Public sector organizations traditionally have a “wait and see” approach to new technology for good reason, because they need to see proven results as well as cost-effectiveness. The emerging cases we have seen in ASEAN to-date show that open source can deliver positive impact and underscore critical services while remaining secure. I hope we can help more public sector organizations with their public service mandates through our iterative, intelligent and open source software.

Could you give us an overview of the region’s tech market right now, focusing on trends that are specific to Malaysia?

Today, we are living in constant change, especially when it comes to accelerating the digital economy and newer technologies and solutions. This is why at Red Hat, we are always encouraging the “open source way”, and pushing our customers and partners to be constantly prepared and agile. With the rate of Malaysia’s digital transformation journey, we foresee a few trends here around automation and cybersecurity.

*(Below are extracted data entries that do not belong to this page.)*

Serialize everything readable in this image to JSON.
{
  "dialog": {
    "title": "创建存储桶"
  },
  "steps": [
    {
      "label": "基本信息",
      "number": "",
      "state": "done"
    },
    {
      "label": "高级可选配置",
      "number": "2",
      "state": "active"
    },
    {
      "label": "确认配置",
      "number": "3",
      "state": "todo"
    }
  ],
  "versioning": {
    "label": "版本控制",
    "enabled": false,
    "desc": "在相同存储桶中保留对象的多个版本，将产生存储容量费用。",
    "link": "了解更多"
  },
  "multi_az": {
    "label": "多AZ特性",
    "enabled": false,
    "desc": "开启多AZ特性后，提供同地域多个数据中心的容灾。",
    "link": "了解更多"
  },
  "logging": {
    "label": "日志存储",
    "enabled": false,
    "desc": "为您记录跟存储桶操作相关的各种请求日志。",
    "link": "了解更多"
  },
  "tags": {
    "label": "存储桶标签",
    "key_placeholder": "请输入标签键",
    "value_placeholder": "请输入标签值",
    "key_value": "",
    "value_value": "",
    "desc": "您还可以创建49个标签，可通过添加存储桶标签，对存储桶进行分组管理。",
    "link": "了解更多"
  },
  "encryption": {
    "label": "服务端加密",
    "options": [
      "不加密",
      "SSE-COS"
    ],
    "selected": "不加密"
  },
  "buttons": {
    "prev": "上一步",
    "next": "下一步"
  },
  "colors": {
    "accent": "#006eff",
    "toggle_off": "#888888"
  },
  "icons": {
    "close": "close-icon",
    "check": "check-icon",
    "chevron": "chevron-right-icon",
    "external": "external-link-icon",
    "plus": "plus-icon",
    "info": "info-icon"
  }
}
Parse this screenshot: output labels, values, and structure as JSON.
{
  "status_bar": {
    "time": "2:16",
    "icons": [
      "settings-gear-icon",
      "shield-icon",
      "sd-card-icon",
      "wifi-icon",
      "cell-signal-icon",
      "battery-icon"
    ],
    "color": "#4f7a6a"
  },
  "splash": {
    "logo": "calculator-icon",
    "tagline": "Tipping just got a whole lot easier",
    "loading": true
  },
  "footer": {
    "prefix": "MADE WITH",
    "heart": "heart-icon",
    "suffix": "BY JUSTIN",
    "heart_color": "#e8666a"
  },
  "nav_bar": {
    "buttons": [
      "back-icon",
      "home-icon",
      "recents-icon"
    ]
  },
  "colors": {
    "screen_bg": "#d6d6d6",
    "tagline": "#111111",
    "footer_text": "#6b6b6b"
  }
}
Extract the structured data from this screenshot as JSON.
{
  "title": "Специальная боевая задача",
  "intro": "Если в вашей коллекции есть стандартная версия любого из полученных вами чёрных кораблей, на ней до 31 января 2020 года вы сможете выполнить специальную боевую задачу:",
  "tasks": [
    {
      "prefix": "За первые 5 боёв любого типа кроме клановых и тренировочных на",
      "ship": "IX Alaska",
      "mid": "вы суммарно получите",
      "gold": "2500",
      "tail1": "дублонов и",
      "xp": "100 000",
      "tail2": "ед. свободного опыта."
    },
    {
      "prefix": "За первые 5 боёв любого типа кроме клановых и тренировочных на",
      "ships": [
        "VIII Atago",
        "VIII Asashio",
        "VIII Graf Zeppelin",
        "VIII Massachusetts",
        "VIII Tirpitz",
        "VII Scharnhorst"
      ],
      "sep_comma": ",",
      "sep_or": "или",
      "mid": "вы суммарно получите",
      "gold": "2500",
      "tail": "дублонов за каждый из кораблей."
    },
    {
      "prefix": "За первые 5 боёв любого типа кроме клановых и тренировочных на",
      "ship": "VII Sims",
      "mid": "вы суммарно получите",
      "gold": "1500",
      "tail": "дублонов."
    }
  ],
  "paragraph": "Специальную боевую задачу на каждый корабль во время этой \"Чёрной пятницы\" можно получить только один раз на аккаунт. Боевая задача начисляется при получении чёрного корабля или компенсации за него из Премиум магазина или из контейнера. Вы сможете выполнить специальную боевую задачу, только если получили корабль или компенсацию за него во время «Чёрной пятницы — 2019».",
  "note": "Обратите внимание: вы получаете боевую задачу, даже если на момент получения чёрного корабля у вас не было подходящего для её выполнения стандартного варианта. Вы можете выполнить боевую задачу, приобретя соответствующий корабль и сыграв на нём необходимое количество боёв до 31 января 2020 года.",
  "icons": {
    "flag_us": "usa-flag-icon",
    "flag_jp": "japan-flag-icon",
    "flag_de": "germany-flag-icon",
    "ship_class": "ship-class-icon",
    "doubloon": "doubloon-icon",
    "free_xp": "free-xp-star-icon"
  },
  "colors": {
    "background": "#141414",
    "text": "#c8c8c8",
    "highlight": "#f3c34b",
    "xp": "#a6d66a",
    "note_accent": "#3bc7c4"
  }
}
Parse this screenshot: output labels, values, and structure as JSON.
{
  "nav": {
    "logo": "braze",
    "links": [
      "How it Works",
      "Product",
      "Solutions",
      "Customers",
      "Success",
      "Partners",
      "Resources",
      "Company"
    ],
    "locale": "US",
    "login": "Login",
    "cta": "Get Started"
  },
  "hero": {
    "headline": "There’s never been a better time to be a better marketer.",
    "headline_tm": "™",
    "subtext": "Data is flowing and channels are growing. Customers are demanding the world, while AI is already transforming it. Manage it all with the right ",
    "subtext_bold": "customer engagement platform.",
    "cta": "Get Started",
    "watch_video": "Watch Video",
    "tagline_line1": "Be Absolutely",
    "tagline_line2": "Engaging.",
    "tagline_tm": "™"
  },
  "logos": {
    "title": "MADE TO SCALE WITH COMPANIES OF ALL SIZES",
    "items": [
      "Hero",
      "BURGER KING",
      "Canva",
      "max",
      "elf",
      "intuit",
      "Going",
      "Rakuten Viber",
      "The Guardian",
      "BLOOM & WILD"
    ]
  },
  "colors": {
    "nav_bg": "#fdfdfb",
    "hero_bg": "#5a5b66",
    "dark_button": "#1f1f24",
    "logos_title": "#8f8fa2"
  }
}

We are seeing continued automation of public services. With the public sector currently ramping up its efforts towards Malaysia’s digital economy goals, a lot of Chatbots and AI will be crucial tools as governments look to increase efficiency, improve agility and employee productivity. This will be interesting to see, as Gartner, an IT research and consultancy entity, predicts that 75% of governments will have at least three enterprise-wide hyper automation initiatives by 2024. As more organizations and the public sector realize their digital transformation goals, they will also begin identifying and automating repetitive tasks, allowing them to save time, deliver more value, and streamline workflows by applying AI, automation, and self-service to these tasks.

Another key aspect would be cybersecurity. With hybrid work here to stay, more connected devices than ever, and continued adoption of 5G technologies, cybersecurity will continue to be a priority for government organizations. AI can be leveraged to anticipate potential threats and attacks, while also utilizing it for data analytics and identifying anomalies. Enterprise open source has security baked into the foundation as our security teams are constantly working and testing our technology to ensure it meets industry-wide security standards as well as regulatory requirements. So I would say “open source” and “cybersecurity” are not mutually exclusive, in fact, security is a critical point that we all are cognizant of and want to support our customers with.